4) Change establishment. Whilst external change has been established systematically and legally, the power resides mostly in the new categorical understandings of how schools operate - delivering mandated curriculum, being assessed and inspected, responding to choice and consumer demands (Hargreaves, Earl, Moore and Manning, 2001). Much of the marketisation of schools is taken for granted now in many countries and, in that sense, has achieved mythological status. (pp. 51-2)

Change versus Continuity: External versus Internal


In the contemporary conditions of change, educational change forces are mainly driven by external constituencies. These external forces have essentially followed the seismic shifts of the decade since 1989 in promoting globalisation and marketisation.
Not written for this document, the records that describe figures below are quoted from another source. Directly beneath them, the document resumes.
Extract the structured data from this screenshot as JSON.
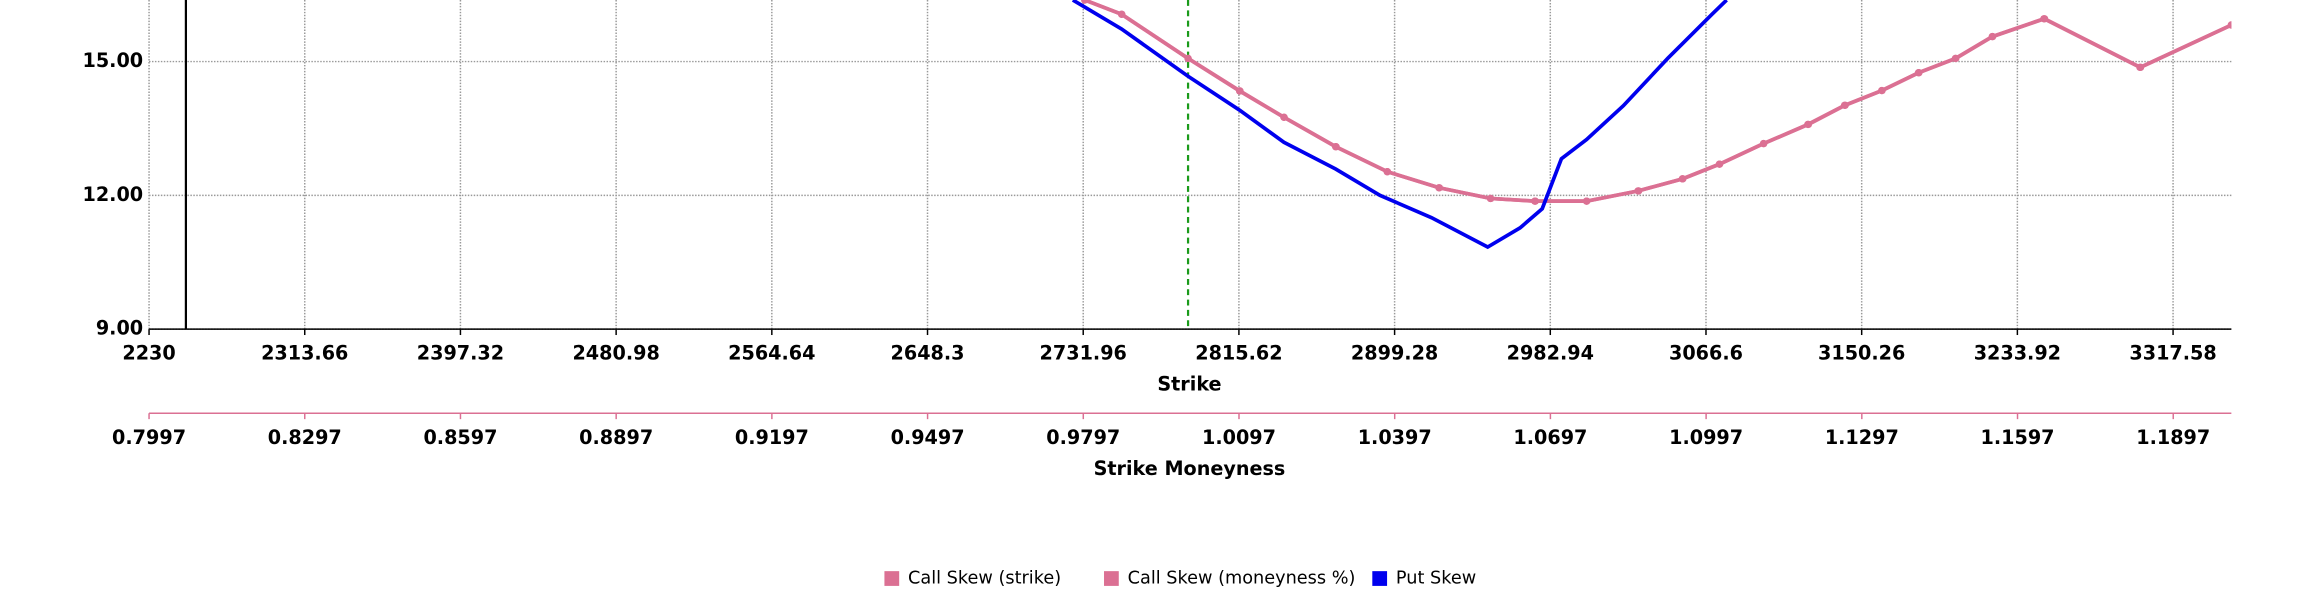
{
  "chart_data": {
    "type": "line",
    "xlabel": "Strike",
    "x2label": "Strike Moneyness",
    "xlim": [
      2230,
      3348.9
    ],
    "xticks": [
      2230,
      2313.66,
      2397.32,
      2480.98,
      2564.64,
      2648.3,
      2731.96,
      2815.62,
      2899.28,
      2982.94,
      3066.6,
      3150.26,
      3233.92,
      3317.58
    ],
    "x2lim": [
      0.7997,
      1.2009
    ],
    "x2ticks": [
      0.7997,
      0.8297,
      0.8597,
      0.8897,
      0.9197,
      0.9497,
      0.9797,
      1.0097,
      1.0397,
      1.0697,
      1.0997,
      1.1297,
      1.1597,
      1.1897
    ],
    "ylim": [
      9,
      16.38
    ],
    "yticks": [
      {
        "value": 9,
        "label": "9.00"
      },
      {
        "value": 12,
        "label": "12.00"
      },
      {
        "value": 15,
        "label": "15.00"
      }
    ],
    "grid": true,
    "legend": "bottom",
    "vlines": [
      {
        "x": 2788.3,
        "color": "#1a9a1a",
        "dash": true
      },
      {
        "x": 2249.8,
        "color": "#000000",
        "dash": false
      }
    ],
    "series": [
      {
        "name": "Call Skew (strike)",
        "color": "#db7093",
        "markers": true,
        "x": [
          2732.8,
          2752.6,
          2788.3,
          2816.0,
          2839.8,
          2867.6,
          2895.3,
          2923.1,
          2950.8,
          2974.6,
          3002.4,
          3030.1,
          3053.9,
          3073.8,
          3097.5,
          3121.3,
          3141.1,
          3161.0,
          3180.8,
          3200.6,
          3220.4,
          3248.2,
          3299.8,
          3348.9
        ],
        "values": [
          16.38,
          16.06,
          15.07,
          14.34,
          13.75,
          13.09,
          12.53,
          12.17,
          11.93,
          11.87,
          11.87,
          12.1,
          12.37,
          12.7,
          13.16,
          13.59,
          14.02,
          14.35,
          14.75,
          15.07,
          15.56,
          15.96,
          14.87,
          15.82
        ]
      },
      {
        "name": "Call Skew (moneyness %)",
        "color": "#db7093",
        "markers": true,
        "axis": "x2",
        "x": [
          0.98,
          0.9871,
          0.9999,
          1.0099,
          1.0184,
          1.0284,
          1.0383,
          1.0483,
          1.0582,
          1.0668,
          1.0767,
          1.0867,
          1.0952,
          1.1023,
          1.1108,
          1.1194,
          1.1265,
          1.1336,
          1.1407,
          1.1478,
          1.1549,
          1.1649,
          1.1834,
          1.2009
        ],
        "values": [
          16.38,
          16.06,
          15.07,
          14.34,
          13.75,
          13.09,
          12.53,
          12.17,
          11.93,
          11.87,
          11.87,
          12.1,
          12.37,
          12.7,
          13.16,
          13.59,
          14.02,
          14.35,
          14.75,
          15.07,
          15.56,
          15.96,
          14.87,
          15.82
        ]
      },
      {
        "name": "Put Skew",
        "color": "#0000ee",
        "markers": false,
        "x": [
          2726.4,
          2752.6,
          2788.3,
          2816.0,
          2839.8,
          2867.6,
          2891.4,
          2919.1,
          2949.3,
          2966.7,
          2978.6,
          2988.9,
          3002.4,
          3022.2,
          3046.0,
          3069.8,
          3077.7
        ],
        "values": [
          16.38,
          15.73,
          14.67,
          13.91,
          13.19,
          12.59,
          12.0,
          11.5,
          10.84,
          11.27,
          11.7,
          12.82,
          13.25,
          14.01,
          15.07,
          16.06,
          16.38
        ]
      }
    ]
  }
}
In the triumphalist period of the 1990s, this appeared to be the end of the story, or ‘the end of history’ in Fukuyama’s (1993) felicitous phrase. As our combined ethnographic and historical work focuses on the longer cycles of change, it becomes clear that, in fact, the apparent triumph of markets and globalisation in schooling is likely to be a temporary phase. Schools themselves are major repositories of institutionalised practises, social memories, and the procedures and professionalisms that have been historically constructed and embedded over many centuries. Hence, the apparent triumphalist externally mandated changes confront what might be called the contextual inertia of the existing school system. The changes which will actually emanate in the post-Millennial period will come from a collision between externally mandated change forces and the existing historical context of schooling.

Already, the optimism of externally mandated change in many western countries can be seen to be weakening in the face of the continuity of school practice. In many countries, there is a moral panic because so much financial and political capital has been expended on educational reform for such little apparent result that a delicate game of ‘blaming and shaming’ is often played out. The teachers are blamed or the pupils are blamed, or the families are blamed: what is seldom blamed is the poorly articulated external change programme.

To analyse change sustainability, we have to understand the conditions of change, and to do this we have to develop our historical and ethnographic studies. That is why this chapter argues so consistently for a sense of history in our analyses - not out of some obscure scholarly belief, but because, quite simply, we cannot pursue change sustainability without such understandings. Without context sensitivity, the new change forces may be shipwrecked in the collision with the hard sedimentary rocks of existing school context. Externally mandated change forces are all very well as triumphalist symbolic action pronouncing the new world order, but unless they develop context sensitivity, the triumph may be short-lived and unsustainable. In this sense, a more historical understanding of change theory is a deeply pragmatic project.